Aber auch schon früher war ich immer wieder über dieses besondere Verhältnis zwischen Russen und Deutschen gestolpert, das bei misstrauischen westlichen Freunden Deutschlands unter dem stenografischen Begriff »Rapallo« läuft. Dahinter verbirgt sich keine Schweizer Kräuterbrause, sondern ein Ort in Italien, an dem Deutsche und Russen, die Verlierer des Ersten Weltkrieges, sich 1922 über alle politisch-ideologischen Gegensätze hinweg auf eine enge Zusammenarbeit verständigten.

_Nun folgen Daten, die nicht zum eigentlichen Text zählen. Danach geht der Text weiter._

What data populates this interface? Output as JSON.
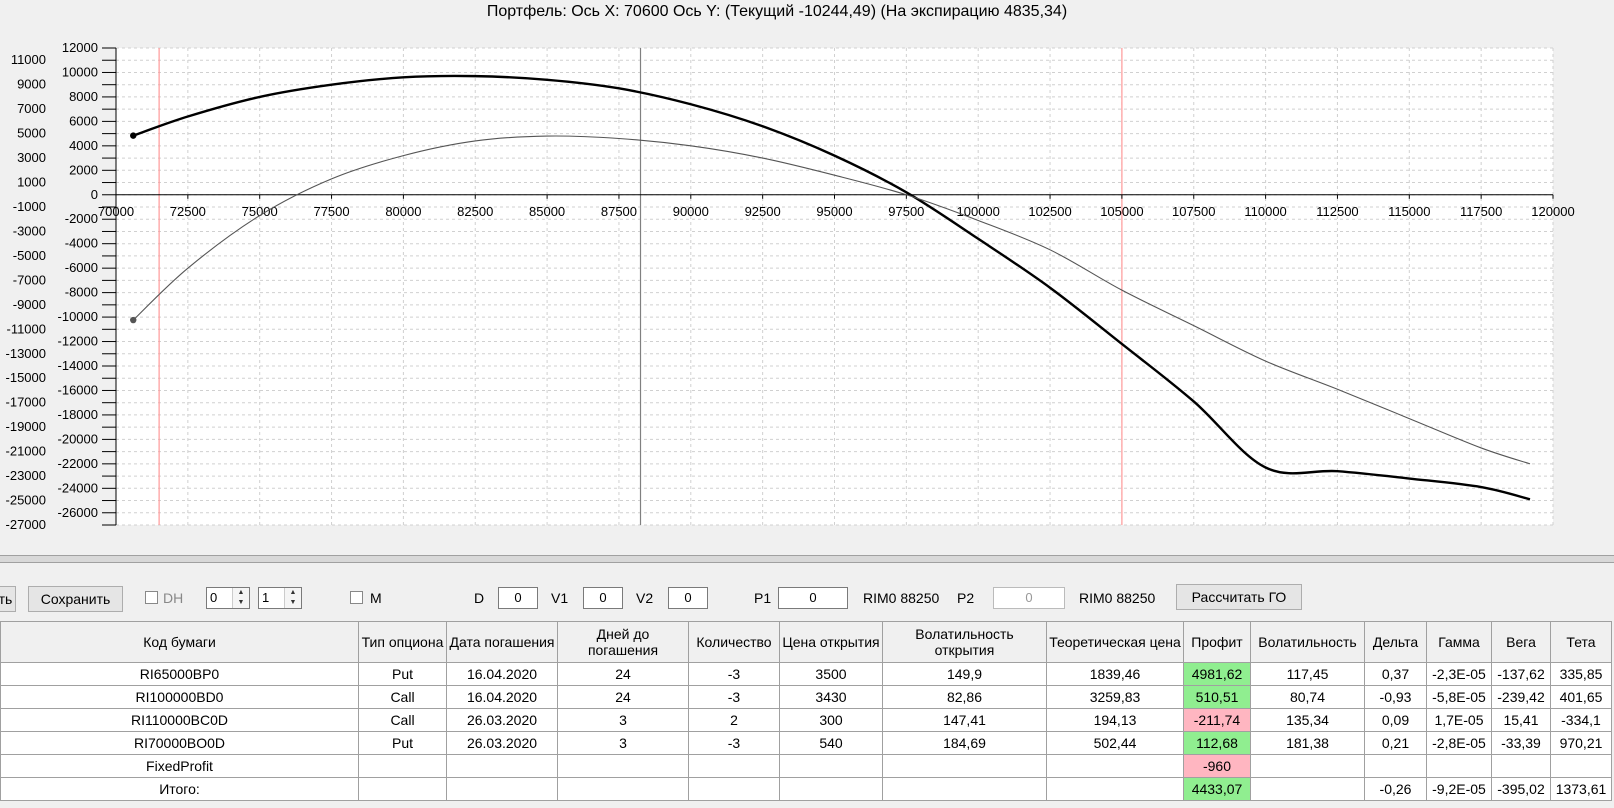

Wenn sich ein Bundeskanzler Adoptionskinder in Russland besorgt, und wenn sich seine Nachfolgerin auf Russisch mit ihrem Amtskollegen im Kreml unterhalten kann, dann lebt darin dieser Geist von Rapallo fort. Ich selbst fand ihn einmal auf dem Flughafen von Baku, der Hauptstadt der zu diesem Zeitpunkt schon unabhängigen Republik Aserbaidschan. Ich war auf dem Rückflug nach Istanbul, hatte meine Tasche zwecks Zollkontrolle in die Röntgenröhre geschoben und war mit Pass, Ticket und Zolldeklaration vor eine wasserstoffsuperoxidblonde ältere Dame in grüner Uniform getreten.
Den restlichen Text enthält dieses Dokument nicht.